I knew the time was coming. It started slowly at first, a series of days where he was spunky, and ready for action, followed by a day where I was painfully reminded of his age, and that we didn’t have forever.
Then it happened faster, and faster. Muscle atrophy, the slow way in which he became more quiet.
In September of last year, I had to make the decision to set the final day of my best friend’s life.
On October 1, our veterinarian and one of this assistants slowly came up our long driveway, to where my 15 1/2 year old, sweet boy and I sat, on his “garage bed”, in the early autumn sun.

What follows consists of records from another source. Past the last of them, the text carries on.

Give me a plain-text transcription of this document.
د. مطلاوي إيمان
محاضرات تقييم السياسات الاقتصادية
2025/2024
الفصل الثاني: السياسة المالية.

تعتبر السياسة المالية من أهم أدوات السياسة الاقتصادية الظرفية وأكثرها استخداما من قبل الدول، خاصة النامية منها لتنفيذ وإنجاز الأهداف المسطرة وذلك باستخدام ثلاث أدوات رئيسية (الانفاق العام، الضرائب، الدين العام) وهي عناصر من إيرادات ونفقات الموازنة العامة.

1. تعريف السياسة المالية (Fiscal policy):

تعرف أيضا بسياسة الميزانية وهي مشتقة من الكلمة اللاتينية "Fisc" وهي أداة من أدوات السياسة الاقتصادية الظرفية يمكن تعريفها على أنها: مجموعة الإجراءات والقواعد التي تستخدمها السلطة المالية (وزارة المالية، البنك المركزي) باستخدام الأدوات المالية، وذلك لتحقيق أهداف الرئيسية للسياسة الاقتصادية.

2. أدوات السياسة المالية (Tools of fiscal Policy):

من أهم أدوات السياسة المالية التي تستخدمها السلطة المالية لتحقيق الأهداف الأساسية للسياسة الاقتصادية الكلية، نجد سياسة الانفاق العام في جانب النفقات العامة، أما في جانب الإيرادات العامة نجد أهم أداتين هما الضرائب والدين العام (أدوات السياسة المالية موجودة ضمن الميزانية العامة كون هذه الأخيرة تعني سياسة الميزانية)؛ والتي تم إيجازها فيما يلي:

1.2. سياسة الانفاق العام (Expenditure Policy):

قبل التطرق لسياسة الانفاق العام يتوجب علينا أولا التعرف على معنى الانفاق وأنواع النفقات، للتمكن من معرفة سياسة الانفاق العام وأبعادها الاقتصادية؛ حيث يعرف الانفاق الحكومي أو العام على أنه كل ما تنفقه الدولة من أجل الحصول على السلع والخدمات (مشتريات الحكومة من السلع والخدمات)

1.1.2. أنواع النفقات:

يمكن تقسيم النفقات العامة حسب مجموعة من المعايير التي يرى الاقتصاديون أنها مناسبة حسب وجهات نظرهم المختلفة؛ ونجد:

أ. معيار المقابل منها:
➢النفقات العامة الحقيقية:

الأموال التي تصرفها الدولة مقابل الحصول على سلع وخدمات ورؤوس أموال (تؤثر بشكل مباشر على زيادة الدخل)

He finally let me know it was time just weeks before after taking his photo with my son. I knew they would be the last of the two of them, knowing full well that once the colder months set in, time would be out. So I did my annual holiday card photos on a hot summer day just so I could have them.
Even though I knew there would be no using them on our cards that year.
It was his eyes. The way he looked at me through my lens. It was time.
So I called and set the date.
I told my family so they would have their time to come and say goodbye.
Goodbye to the dog that shaped my adult years. Was by my side during the hardest times.
Goodbye to the dog that was such a huge part of all of our lives. Even beyond my family, he was a part of the community.
Everyone knew Dunkin.
In the days that lead up to Oct. 1, we had our “one mores”. Not our lasts, but one more.
One more trip to Dunkin’s for Munchkins.
One more trip to McDonald’s.
One more trip out on the kayak.
And then, it was time to go our separate ways.
It was hard, but each day, my heart felt less heavy.
I’d given him a life of love, snuggles, warmth, treats. I showed him that not everyone left him like his first family had. That people did stay. People were capable of loving, caring.
He’d shown me love wasn’t with condition, and didn’t have to be violent.
We both came together in a time of need, healed, and lived a damn good life.
The hardest part, despite my reconciliation that our time together was done, was my son.
The pain, the heartbreak. The tears. Even now, so many months away.
The goodbyes hurt the most. It’s a new season of healing. But we’ll get there.